Karunya University student flagged 'captcha' vulnerability
Just recently, Ronnie T Baby, a Karunya University student, detailed a 'captcha' bug in the 'forgot password' section of IRCTC's website. Whenever a user employs this option, IRCTC sends an OTP, which has to be entered with a captcha for easy password resetting. However, in this case, the website allowed him to enter OTPs indefinitely by reusing the same captcha given on the page.
This opened gates for brute force attacks
This, as Baby emphasized, opened lakhs of accounts on the service to the risk of typical brute force attacks, where an attacker could have used automated tools to try out different combinations of OTPs for easily-retrievable usernames. Notably, in this case, the OTP was of 6 digits, which meant it would be within 999999 and made the whole OTP prediction process even easier.

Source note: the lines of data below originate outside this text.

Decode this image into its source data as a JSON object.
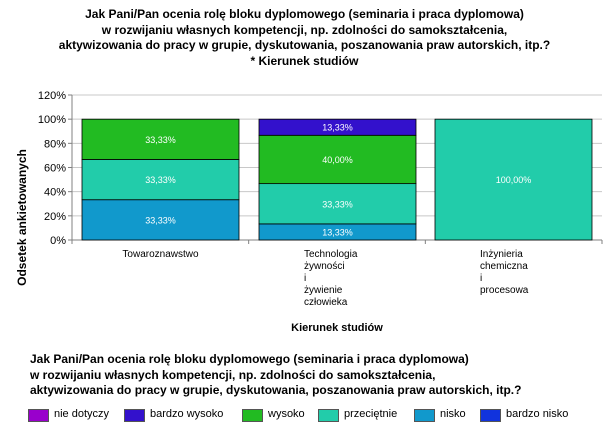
{
  "title_lines": [
    "Jak Pani/Pan ocenia rolę bloku dyplomowego (seminaria i praca dyplomowa)",
    "w rozwijaniu własnych kompetencji, np. zdolności do samokształcenia,",
    "aktywizowania do pracy w grupie, dyskutowania, poszanowania praw autorskich, itp.?",
    "* Kierunek studiów"
  ],
  "legend_title_lines": [
    "Jak Pani/Pan ocenia rolę bloku dyplomowego (seminaria i praca dyplomowa)",
    "w rozwijaniu własnych kompetencji, np. zdolności do samokształcenia,",
    "aktywizowania do pracy w grupie, dyskutowania, poszanowania praw autorskich, itp.?"
  ],
  "chart_data": {
    "type": "bar",
    "stacked": true,
    "xlabel": "Kierunek studiów",
    "ylabel": "Odsetek ankietowanych",
    "ylim": [
      0,
      120
    ],
    "y_ticks": [
      "0%",
      "20%",
      "40%",
      "60%",
      "80%",
      "100%",
      "120%"
    ],
    "grid": true,
    "legend_position": "bottom",
    "categories": [
      [
        "Towaroznawstwo"
      ],
      [
        "Technologia",
        "żywności",
        "i",
        "żywienie",
        "człowieka"
      ],
      [
        "Inżynieria",
        "chemiczna",
        "i",
        "procesowa"
      ]
    ],
    "series": [
      {
        "name": "nie dotyczy",
        "color": "#9900cc",
        "values": [
          0,
          0,
          0
        ],
        "labels": [
          "",
          "",
          ""
        ]
      },
      {
        "name": "bardzo wysoko",
        "color": "#3311cc",
        "values": [
          0,
          13.33,
          0
        ],
        "labels": [
          "",
          "13,33%",
          ""
        ]
      },
      {
        "name": "wysoko",
        "color": "#22bb22",
        "values": [
          33.33,
          40.0,
          0
        ],
        "labels": [
          "33,33%",
          "40,00%",
          ""
        ]
      },
      {
        "name": "przeciętnie",
        "color": "#22ccaa",
        "values": [
          33.33,
          33.33,
          100.0
        ],
        "labels": [
          "33,33%",
          "33,33%",
          "100,00%"
        ]
      },
      {
        "name": "nisko",
        "color": "#1199cc",
        "values": [
          33.33,
          13.33,
          0
        ],
        "labels": [
          "33,33%",
          "13,33%",
          ""
        ]
      },
      {
        "name": "bardzo nisko",
        "color": "#1133dd",
        "values": [
          0,
          0,
          0
        ],
        "labels": [
          "",
          "",
          ""
        ]
      }
    ]
  }
}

Hacked IRCTC accounts would have meant serious security concerns
In his investigation, Baby was able to leverage the bug to break into an account with a brute force tool, something, he stressed, any bad actor could have also done. Naturally, this risked the confidential travel information of lakhs of people, including details like emails, numbers, and addresses. Not to mention, an attacker could have even used the hacked accounts to cancel booked tickets.
However, the issue has now been fixed
That said, it is important to note that the bug was patched weeks after its detection in January. IRCTC has not commented on the matter or explained if any accounts were really compromised from the exploitation of the bug. Either way, the existence of the issue itself shows that the platform still has a lot more to do to bolster its security.